For home buyers who cannot afford to make a 20% down payment is it better to choose a loan program offered by the Federal Housing Administration or one from Fannie Mae or Freddie Mac? Laurie Goodman, director of the Urban Institute’s Housing Finance Policy Center, writes for Redfin that the answer depends on the buyer’s credit score.
The FHA requires borrowers to put as little as 3.5% down while Fannie and Freddie accept as little as 3%. When borrowing from Fannie and Freddie, the better your credit, the cheaper the insurance. At FHA, the price is static.
Here’s a big difference between the two: At Fannie and Freddie, home buyers who put less than 20% down must also buy private mortgage insurance (PMI), which protects those investors if the borrower defaults.

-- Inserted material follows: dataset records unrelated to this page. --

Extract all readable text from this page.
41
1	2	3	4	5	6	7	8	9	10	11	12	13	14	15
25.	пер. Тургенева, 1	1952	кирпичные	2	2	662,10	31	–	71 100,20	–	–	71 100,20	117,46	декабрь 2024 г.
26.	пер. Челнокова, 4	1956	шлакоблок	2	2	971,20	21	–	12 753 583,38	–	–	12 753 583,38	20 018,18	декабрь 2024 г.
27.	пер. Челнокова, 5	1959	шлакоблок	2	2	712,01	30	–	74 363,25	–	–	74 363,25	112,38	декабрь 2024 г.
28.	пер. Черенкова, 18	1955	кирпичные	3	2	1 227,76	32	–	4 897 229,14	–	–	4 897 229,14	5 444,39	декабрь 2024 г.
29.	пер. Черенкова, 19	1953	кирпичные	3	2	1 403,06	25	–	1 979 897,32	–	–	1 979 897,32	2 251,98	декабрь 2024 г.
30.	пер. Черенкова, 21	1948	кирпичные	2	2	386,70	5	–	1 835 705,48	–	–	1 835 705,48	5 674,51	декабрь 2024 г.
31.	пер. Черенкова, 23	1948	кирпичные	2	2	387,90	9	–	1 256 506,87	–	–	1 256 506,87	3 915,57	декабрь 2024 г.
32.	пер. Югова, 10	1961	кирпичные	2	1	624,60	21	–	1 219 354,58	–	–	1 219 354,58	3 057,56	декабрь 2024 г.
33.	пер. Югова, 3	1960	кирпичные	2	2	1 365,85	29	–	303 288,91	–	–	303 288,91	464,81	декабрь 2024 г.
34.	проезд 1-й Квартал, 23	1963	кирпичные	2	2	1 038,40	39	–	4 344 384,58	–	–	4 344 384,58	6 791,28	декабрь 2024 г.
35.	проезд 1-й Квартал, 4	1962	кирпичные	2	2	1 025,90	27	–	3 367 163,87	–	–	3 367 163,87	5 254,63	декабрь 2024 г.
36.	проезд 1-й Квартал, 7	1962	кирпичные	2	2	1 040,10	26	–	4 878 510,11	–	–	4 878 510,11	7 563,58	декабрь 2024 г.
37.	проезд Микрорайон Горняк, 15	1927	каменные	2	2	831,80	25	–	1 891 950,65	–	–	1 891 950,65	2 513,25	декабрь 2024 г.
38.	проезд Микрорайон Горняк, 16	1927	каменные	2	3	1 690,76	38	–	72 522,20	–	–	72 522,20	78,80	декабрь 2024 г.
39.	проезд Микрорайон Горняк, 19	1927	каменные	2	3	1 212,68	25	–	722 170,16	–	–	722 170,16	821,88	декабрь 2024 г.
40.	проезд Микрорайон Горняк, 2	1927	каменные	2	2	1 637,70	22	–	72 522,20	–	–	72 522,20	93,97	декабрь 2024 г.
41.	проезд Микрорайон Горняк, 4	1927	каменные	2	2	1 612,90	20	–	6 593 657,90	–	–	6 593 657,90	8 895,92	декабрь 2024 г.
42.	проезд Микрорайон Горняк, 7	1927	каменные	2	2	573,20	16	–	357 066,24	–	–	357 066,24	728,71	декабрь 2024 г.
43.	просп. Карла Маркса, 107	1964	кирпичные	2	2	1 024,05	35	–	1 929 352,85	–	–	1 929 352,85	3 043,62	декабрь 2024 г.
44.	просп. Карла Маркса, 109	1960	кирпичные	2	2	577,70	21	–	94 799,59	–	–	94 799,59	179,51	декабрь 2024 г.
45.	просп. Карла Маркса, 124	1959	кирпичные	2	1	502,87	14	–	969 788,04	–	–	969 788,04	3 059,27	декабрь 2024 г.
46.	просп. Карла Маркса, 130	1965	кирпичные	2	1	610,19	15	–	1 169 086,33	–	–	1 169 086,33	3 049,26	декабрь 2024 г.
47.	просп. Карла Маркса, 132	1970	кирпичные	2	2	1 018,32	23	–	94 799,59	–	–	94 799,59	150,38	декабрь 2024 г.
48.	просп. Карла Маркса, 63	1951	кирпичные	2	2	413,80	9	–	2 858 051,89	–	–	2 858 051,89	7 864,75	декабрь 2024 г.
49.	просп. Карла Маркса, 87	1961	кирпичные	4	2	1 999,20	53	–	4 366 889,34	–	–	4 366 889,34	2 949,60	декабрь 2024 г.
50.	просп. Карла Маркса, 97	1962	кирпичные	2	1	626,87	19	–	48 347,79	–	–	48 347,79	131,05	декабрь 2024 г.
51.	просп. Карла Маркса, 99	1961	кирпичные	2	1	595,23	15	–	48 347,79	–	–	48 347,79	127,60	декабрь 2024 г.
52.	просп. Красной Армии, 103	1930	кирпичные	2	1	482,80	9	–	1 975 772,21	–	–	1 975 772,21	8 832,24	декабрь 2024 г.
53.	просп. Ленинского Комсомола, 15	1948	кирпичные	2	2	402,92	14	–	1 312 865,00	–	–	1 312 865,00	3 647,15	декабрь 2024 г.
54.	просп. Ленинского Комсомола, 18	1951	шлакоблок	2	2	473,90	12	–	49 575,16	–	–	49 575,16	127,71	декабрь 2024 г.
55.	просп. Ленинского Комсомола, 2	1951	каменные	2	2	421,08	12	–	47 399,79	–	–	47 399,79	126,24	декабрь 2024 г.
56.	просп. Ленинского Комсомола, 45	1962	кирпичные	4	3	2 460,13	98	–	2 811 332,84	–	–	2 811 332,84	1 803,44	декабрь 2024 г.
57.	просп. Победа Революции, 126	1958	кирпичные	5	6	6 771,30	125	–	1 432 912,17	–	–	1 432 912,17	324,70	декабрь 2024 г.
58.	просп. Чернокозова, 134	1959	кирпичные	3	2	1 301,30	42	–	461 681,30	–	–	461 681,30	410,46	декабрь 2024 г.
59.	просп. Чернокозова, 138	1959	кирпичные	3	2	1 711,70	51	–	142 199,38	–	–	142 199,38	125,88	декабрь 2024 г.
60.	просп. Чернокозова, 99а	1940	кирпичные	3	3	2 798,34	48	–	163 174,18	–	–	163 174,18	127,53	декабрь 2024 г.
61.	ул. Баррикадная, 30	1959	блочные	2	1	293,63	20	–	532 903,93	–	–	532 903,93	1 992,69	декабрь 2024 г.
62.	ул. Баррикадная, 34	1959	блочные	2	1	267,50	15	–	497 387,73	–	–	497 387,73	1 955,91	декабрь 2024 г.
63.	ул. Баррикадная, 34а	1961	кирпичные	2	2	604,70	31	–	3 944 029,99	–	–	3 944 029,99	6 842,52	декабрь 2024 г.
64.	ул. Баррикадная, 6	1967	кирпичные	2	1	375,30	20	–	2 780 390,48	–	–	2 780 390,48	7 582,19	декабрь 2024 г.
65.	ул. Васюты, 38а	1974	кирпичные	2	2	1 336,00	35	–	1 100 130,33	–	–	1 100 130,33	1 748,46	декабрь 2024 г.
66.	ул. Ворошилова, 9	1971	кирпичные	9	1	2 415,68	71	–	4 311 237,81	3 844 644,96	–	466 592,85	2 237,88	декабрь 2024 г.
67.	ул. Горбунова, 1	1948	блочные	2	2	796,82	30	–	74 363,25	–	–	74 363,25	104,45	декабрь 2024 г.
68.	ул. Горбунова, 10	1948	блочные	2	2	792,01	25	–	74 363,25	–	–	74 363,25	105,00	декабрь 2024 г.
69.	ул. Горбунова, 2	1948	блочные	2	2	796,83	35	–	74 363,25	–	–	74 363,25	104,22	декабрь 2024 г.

At FHA, the government insures the loans directly, charging a premium that becomes part of the borrower’s monthly payment. The program was designed to encourage mortgage lending to first-time home buyers, low-income borrowers, minorities and other underserved populations.
A buyer needs to factor in the cost of PMI when calculating the monthly cost of a low-downpayment mortgage from Fannie or Freddie. If you have a high credit score, you’re lower risk and your PMI – and your monthly mortgage payment — is lower.
At FHA, the fee doesn’t change. People with pristine credit pay the same as everyone else.
Borrowers should do careful math when choosing between the two programs.